Aktualisiert 16.03.2006 10:55

Gekröpfter Nordanflug muss warten

Der gekröpfte Nordanflug auf Kloten kommt nicht so rasch, wie die Zürcher sich dies wünschen. Im Ständerat haben der Aargau Widerstand angemeldet und Verkehrsminister Moritz Leuenberger voreilige Hoffnungen gedämpft.

Mit einer Interpellation forderte der Zürcher Hans Hofmann (SVP) die rasche Einführung des gekröpften Nordanflugs unabhängig von den Arbeiten am Sachplan Infrastruktur der Luftfahrt . Diese Route sei dem heutigen Südanflug «unter allen Aspekten überlegen» und hinter dem früheren geraden Nordanflug klar die zweitbeste Lösung.

Laut Hofmann würde der gekröpfte Nordanflug 190 000 Menschen im Süden entlasten, darunter 75 000, die in tiefer Höhe überflogen würden. Demgegenüber wären im Aargau neu nur «wenige Tausend» Leute betroffen - und dies bei Flughöhen von über 700 Metern. Der Anflug entlang der deutschen Grenze sei ökologisch, ökonomisch und sicher, sagte der Interpellant.

Freundeidgenössisch

Dieses Statement rief umgehend die Aargauer Standesvertreter auf den Plan. «Es darf keinen vorgezogenen gekröpften Nordanflug geben», sagte Thomas Pfisterer (FDP). Denkbar sei dieses Verfahren nur als freundeidgenössische «Verteillösung» in einem Gesamtpaket, dessen übergeordnetes Ziel die Erhaltung des Flughafens Zürich sein müsse.

Maximilian Reimann (SVP) sah für den Aargau «den Bogen überspannt» und wies vor allem auch auf die Gefahren beim anspruchsvollen Anflug hin. Die Zürcherin Trix Heberlein (FDP) hingegen eilte Hofmann zu Hilfe: Der gekröpfte Nordanflug entspreche dem Ziel, die Zahl der Betroffenen und das Mass der Lärmbelastung möglichst gering zu halten.

Bundespräsident Leuenberger teilte die Meinung, dass in der Schweiz eine für alle Beteiligten tragbare Lösung gefunden werden müsse.

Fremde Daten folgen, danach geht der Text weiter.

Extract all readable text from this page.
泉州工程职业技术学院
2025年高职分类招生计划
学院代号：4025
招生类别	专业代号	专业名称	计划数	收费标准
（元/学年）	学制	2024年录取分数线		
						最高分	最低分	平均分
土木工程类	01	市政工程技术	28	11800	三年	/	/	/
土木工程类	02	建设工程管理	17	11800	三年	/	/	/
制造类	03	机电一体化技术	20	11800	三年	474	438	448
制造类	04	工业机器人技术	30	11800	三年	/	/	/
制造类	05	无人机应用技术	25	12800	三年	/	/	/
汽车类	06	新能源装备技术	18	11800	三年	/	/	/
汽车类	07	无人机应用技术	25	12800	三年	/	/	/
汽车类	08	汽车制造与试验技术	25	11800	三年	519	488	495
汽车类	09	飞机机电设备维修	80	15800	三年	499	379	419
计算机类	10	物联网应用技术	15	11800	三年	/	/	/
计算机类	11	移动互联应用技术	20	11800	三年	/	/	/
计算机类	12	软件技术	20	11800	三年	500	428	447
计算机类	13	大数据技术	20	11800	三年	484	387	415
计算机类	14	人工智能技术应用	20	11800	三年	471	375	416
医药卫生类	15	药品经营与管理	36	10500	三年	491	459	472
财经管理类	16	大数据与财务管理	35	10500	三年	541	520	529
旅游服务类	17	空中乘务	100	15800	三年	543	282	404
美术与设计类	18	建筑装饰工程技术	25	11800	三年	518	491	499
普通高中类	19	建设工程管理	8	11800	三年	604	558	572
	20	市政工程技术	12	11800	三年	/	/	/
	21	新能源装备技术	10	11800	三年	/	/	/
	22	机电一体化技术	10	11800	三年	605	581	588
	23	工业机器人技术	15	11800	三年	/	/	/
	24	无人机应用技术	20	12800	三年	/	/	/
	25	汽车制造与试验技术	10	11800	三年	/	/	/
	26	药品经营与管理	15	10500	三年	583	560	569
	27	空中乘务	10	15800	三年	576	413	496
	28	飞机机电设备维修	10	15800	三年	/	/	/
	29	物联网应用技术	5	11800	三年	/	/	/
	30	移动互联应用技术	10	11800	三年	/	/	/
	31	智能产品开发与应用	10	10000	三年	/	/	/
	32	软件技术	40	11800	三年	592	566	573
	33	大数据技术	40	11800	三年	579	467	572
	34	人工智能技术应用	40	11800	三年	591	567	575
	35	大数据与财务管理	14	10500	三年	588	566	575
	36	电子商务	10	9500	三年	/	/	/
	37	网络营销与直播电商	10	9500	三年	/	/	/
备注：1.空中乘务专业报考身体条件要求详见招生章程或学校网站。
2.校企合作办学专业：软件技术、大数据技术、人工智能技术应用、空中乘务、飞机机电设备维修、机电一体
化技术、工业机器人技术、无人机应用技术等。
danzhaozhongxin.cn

In diesem Sinne werde der SIL-Prozess vorangetrieben. Letztlich brauche es auch eine Einigung mit Deutschland - und dazu müsse die Schweiz erst einmal geschlossen auftreten.

Laut Leuenberger könnte auch der gekröpfte Nordanflug nur mit deutschem Einverständnis eingeführt werden, weil er hart an der Landesgrenze verläuft. Im Übrigen gebe es bei diesem Verfahren noch zahlreiche technische und sicherheitsmässige Probleme. «Die ganze Sache ist sehr, sehr diffizil», sagte der Verkehrsminister.